The key difference, he notes, is that these successful projects have substantially more units, private ownership with financial stake in the outcome, and professional management companies that can absorb temporary losses across a larger portfolio.
“It can be done,” Dimmitt said, “but those are all private ownership with a lot more units.”
Lessons Learned
Looking back on the entire experience, Dimmitt believes the project should never have been structured the way it was, though he’s careful not to blame the individuals who made the original decisions.
“I wasn’t there then. I don’t know that I would have been smart enough to know that going in,” he said. “I would have trusted the powers that be that have done this before, which is exactly what happened. They said, ‘Yeah, you know, we’ve done this many times.’ And they have, but a lot of the circumstances were different.”
The fundamental issues—too few units to sustain operations, a volunteer board without authority or expertise, a shell corporation structure without real ownership accountability, and the inevitable departure of profit-motivated partners—created a perfect storm that has led to the current crisis.

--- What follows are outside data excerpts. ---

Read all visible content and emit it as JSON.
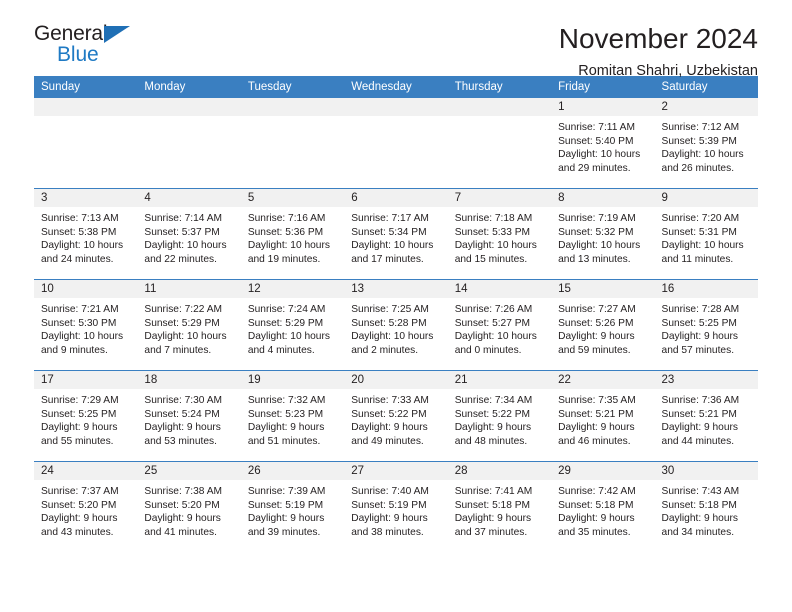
{
  "brand": {
    "name_top": "General",
    "name_bottom": "Blue",
    "accent_color": "#1f7ac4",
    "triangle_color": "#1f6fb5"
  },
  "header": {
    "title": "November 2024",
    "subtitle": "Romitan Shahri, Uzbekistan"
  },
  "calendar": {
    "header_bg": "#3a7fc1",
    "daynum_bg": "#f1f1f1",
    "weekdays": [
      "Sunday",
      "Monday",
      "Tuesday",
      "Wednesday",
      "Thursday",
      "Friday",
      "Saturday"
    ],
    "weeks": [
      [
        {
          "day": "",
          "empty": true
        },
        {
          "day": "",
          "empty": true
        },
        {
          "day": "",
          "empty": true
        },
        {
          "day": "",
          "empty": true
        },
        {
          "day": "",
          "empty": true
        },
        {
          "day": "1",
          "sunrise": "Sunrise: 7:11 AM",
          "sunset": "Sunset: 5:40 PM",
          "daylight": "Daylight: 10 hours and 29 minutes."
        },
        {
          "day": "2",
          "sunrise": "Sunrise: 7:12 AM",
          "sunset": "Sunset: 5:39 PM",
          "daylight": "Daylight: 10 hours and 26 minutes."
        }
      ],
      [
        {
          "day": "3",
          "sunrise": "Sunrise: 7:13 AM",
          "sunset": "Sunset: 5:38 PM",
          "daylight": "Daylight: 10 hours and 24 minutes."
        },
        {
          "day": "4",
          "sunrise": "Sunrise: 7:14 AM",
          "sunset": "Sunset: 5:37 PM",
          "daylight": "Daylight: 10 hours and 22 minutes."
        },
        {
          "day": "5",
          "sunrise": "Sunrise: 7:16 AM",
          "sunset": "Sunset: 5:36 PM",
          "daylight": "Daylight: 10 hours and 19 minutes."
        },
        {
          "day": "6",
          "sunrise": "Sunrise: 7:17 AM",
          "sunset": "Sunset: 5:34 PM",
          "daylight": "Daylight: 10 hours and 17 minutes."
        },
        {
          "day": "7",
          "sunrise": "Sunrise: 7:18 AM",
          "sunset": "Sunset: 5:33 PM",
          "daylight": "Daylight: 10 hours and 15 minutes."
        },
        {
          "day": "8",
          "sunrise": "Sunrise: 7:19 AM",
          "sunset": "Sunset: 5:32 PM",
          "daylight": "Daylight: 10 hours and 13 minutes."
        },
        {
          "day": "9",
          "sunrise": "Sunrise: 7:20 AM",
          "sunset": "Sunset: 5:31 PM",
          "daylight": "Daylight: 10 hours and 11 minutes."
        }
      ],
      [
        {
          "day": "10",
          "sunrise": "Sunrise: 7:21 AM",
          "sunset": "Sunset: 5:30 PM",
          "daylight": "Daylight: 10 hours and 9 minutes."
        },
        {
          "day": "11",
          "sunrise": "Sunrise: 7:22 AM",
          "sunset": "Sunset: 5:29 PM",
          "daylight": "Daylight: 10 hours and 7 minutes."
        },
        {
          "day": "12",
          "sunrise": "Sunrise: 7:24 AM",
          "sunset": "Sunset: 5:29 PM",
          "daylight": "Daylight: 10 hours and 4 minutes."
        },
        {
          "day": "13",
          "sunrise": "Sunrise: 7:25 AM",
          "sunset": "Sunset: 5:28 PM",
          "daylight": "Daylight: 10 hours and 2 minutes."
        },
        {
          "day": "14",
          "sunrise": "Sunrise: 7:26 AM",
          "sunset": "Sunset: 5:27 PM",
          "daylight": "Daylight: 10 hours and 0 minutes."
        },
        {
          "day": "15",
          "sunrise": "Sunrise: 7:27 AM",
          "sunset": "Sunset: 5:26 PM",
          "daylight": "Daylight: 9 hours and 59 minutes."
        },
        {
          "day": "16",
          "sunrise": "Sunrise: 7:28 AM",
          "sunset": "Sunset: 5:25 PM",
          "daylight": "Daylight: 9 hours and 57 minutes."
        }
      ],
      [
        {
          "day": "17",
          "sunrise": "Sunrise: 7:29 AM",
          "sunset": "Sunset: 5:25 PM",
          "daylight": "Daylight: 9 hours and 55 minutes."
        },
        {
          "day": "18",
          "sunrise": "Sunrise: 7:30 AM",
          "sunset": "Sunset: 5:24 PM",
          "daylight": "Daylight: 9 hours and 53 minutes."
        },
        {
          "day": "19",
          "sunrise": "Sunrise: 7:32 AM",
          "sunset": "Sunset: 5:23 PM",
          "daylight": "Daylight: 9 hours and 51 minutes."
        },
        {
          "day": "20",
          "sunrise": "Sunrise: 7:33 AM",
          "sunset": "Sunset: 5:22 PM",
          "daylight": "Daylight: 9 hours and 49 minutes."
        },
        {
          "day": "21",
          "sunrise": "Sunrise: 7:34 AM",
          "sunset": "Sunset: 5:22 PM",
          "daylight": "Daylight: 9 hours and 48 minutes."
        },
        {
          "day": "22",
          "sunrise": "Sunrise: 7:35 AM",
          "sunset": "Sunset: 5:21 PM",
          "daylight": "Daylight: 9 hours and 46 minutes."
        },
        {
          "day": "23",
          "sunrise": "Sunrise: 7:36 AM",
          "sunset": "Sunset: 5:21 PM",
          "daylight": "Daylight: 9 hours and 44 minutes."
        }
      ],
      [
        {
          "day": "24",
          "sunrise": "Sunrise: 7:37 AM",
          "sunset": "Sunset: 5:20 PM",
          "daylight": "Daylight: 9 hours and 43 minutes."
        },
        {
          "day": "25",
          "sunrise": "Sunrise: 7:38 AM",
          "sunset": "Sunset: 5:20 PM",
          "daylight": "Daylight: 9 hours and 41 minutes."
        },
        {
          "day": "26",
          "sunrise": "Sunrise: 7:39 AM",
          "sunset": "Sunset: 5:19 PM",
          "daylight": "Daylight: 9 hours and 39 minutes."
        },
        {
          "day": "27",
          "sunrise": "Sunrise: 7:40 AM",
          "sunset": "Sunset: 5:19 PM",
          "daylight": "Daylight: 9 hours and 38 minutes."
        },
        {
          "day": "28",
          "sunrise": "Sunrise: 7:41 AM",
          "sunset": "Sunset: 5:18 PM",
          "daylight": "Daylight: 9 hours and 37 minutes."
        },
        {
          "day": "29",
          "sunrise": "Sunrise: 7:42 AM",
          "sunset": "Sunset: 5:18 PM",
          "daylight": "Daylight: 9 hours and 35 minutes."
        },
        {
          "day": "30",
          "sunrise": "Sunrise: 7:43 AM",
          "sunset": "Sunset: 5:18 PM",
          "daylight": "Daylight: 9 hours and 34 minutes."
        }
      ]
    ]
  }
}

“Everybody’s got 20/20 hindsight,” Dimmitt said. “But it required, I believe, actual private ownership. Creating a shell company that gives it the appearance of having private ownership doesn’t get it done.”
Moving Forward
The Iowa Finance Authority could attempt to find new management, invest in repairs to bring the five vacant units back online, or make the difficult decision to close the facility and relocate residents. Financial realities suggest that without significant investment or a dramatic restructuring, the facility’s long-term viability remains questionable.
For Dimmitt, who has devoted considerable time and effort to trying to save Jackson Point, the outcome is disappointing but perhaps inevitable given the structural problems.
“I’ve done all I can do,” he said simply.
The situation serves as a cautionary tale about the challenges of affordable housing development, the importance of scale and proper capitalization, and the limitations of volunteer governance structures for complex real estate operations.
As Jefferson County awaits word from the Iowa Finance Authority on Jackson Point’s fate, residents, community members, and housing advocates will be watching closely to see what becomes of this well-intentioned but ultimately troubled affordable housing experiment.